The only way to know for sure what the ultimate outcome would be in this situation is to measure it, which requires that one replicates the future, as it were, and that it be done as accurately as possible.  In the case of the atmosphere and its CO2 concentration, the most natural way of accomplishing this feat is to utilize Free-Air CO2 Enrichment or FACE technology.  This approach to maintaining an elevated atmospheric CO2 concentration utilizes computer-controlled vertical vent pipes arranged in circular arrays out-of-doors in the natural environment that are programmed to respond to real-time changes in wind speed and direction in such a way that they continuously release CO2-enriched air from the appropriate (upwind) pipes, so that the plants growing within the circular arrays are always supplied with air of the desired atmospheric CO2 concentration.

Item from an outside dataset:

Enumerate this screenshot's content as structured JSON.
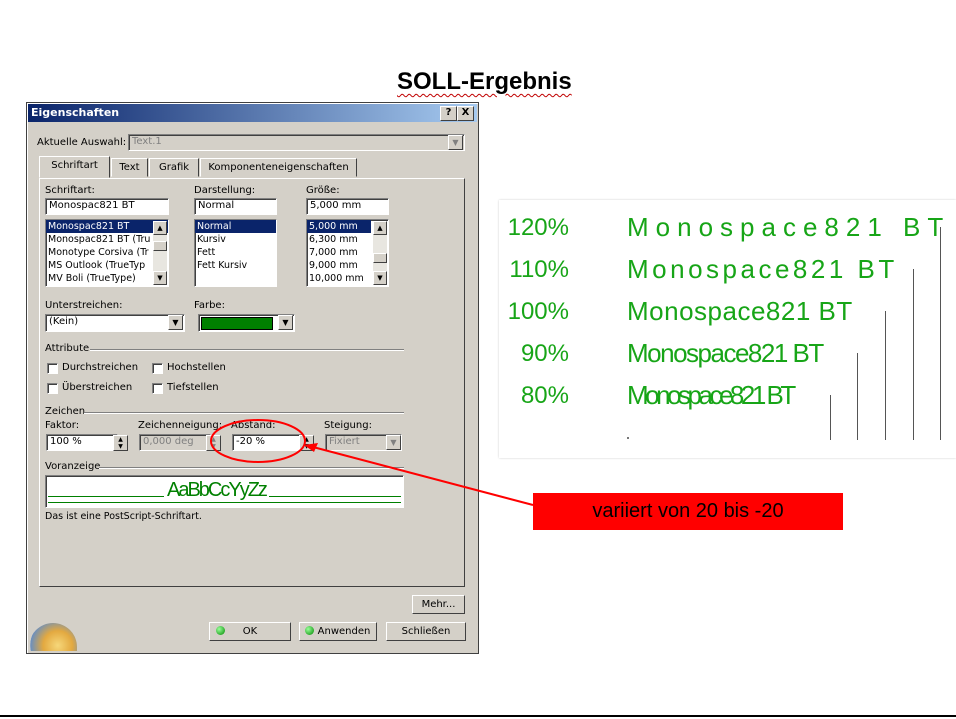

To date, a total of only thirteen FACE experiments have explored the impact of elevated atmospheric CO2 concentrations on carbon sequestration in soils; and every one of these studies has presented its investigators with a major scientific challenge.  The difficulty they face is the fact that annual organic carbon additions to soils are typically very small compared to the sizes of the soil organic carbon (SOC) pools already there.  In addition, the difference between the SOC additions to soils in ambient and CO2-enriched FACE arrays is even smaller, so small, in fact, that SOC variability from one place to another in an agricultural field is often considerably greater than this tiny differential, which makes the CO2-induced SOC difference extremely difficult to detect, especially with a reasonable degree of statistical significance.

In their recent review of FACE studies conducted on agricultural crops, Kimball et al. confronted this challenge.  In all but a couple of rare instances, they could find no statistically significant differences in the amounts of new organic carbon that made its way into the soils of the ambient and CO2-enriched FACE arrays.  Nevertheless, they noted that in every single study "there was an increase in SOC due to the FACE treatment," as long as soil nitrogen supply was ample and about half the time when it wasn't.  Hence, they treated each of these study results as an individual observation; and when this was done, the mean CO2-induced increase in SOC storage under ample soil nitrogen supply was determined to be significant.

Kimball et al.'s broader-based calculations indicated that a 195 ppm increase in the air's CO2 concentration produced a statistically significant 11% increase in SOC when soil nitrogen supply was ample, as well as a non-significant 2% increase when soil nitrogen supply was limiting to plant growth.  For the more common 300-ppm increase in atmospheric CO2 concentration employed in most other types of CO2 enrichment studies, these results scale linearly to 17% and 3%, respectively.  "Looking at the combined experience from these several experiments," say Kimball and his co-authors, "it appears that significant increases in SOC have occurred under the FACE plots, at least when nitrogen was nonlimiting."

Kimball et al.'s ultimate conclusion after studying the results of all agricultural FACE studies conducted to date - including some based on carbon isotopic measurements - is that "some increase in the SOC should happen due to the increasing atmospheric CO2 concentration, at least where nitrogen is nonlimiting."  Clearly, however, we can not yet say we have a good handle on the magnitude of the effect.  More highly replicated measurements would help in this regard, as would experiments of longer duration.  Due to the great importance of the knowledge to be gained from such experiments, we would highly encourage the USDA's Agricultural Research Service to support a number of pertinent long-term studies of this phenomenon.

Reference
Kimball, B.A., Kobayashi, K. and Bindi, M.  2002.  Responses of agricultural crops to free-air CO2 enrichment.  Advances in Agronomy 77: 293-368.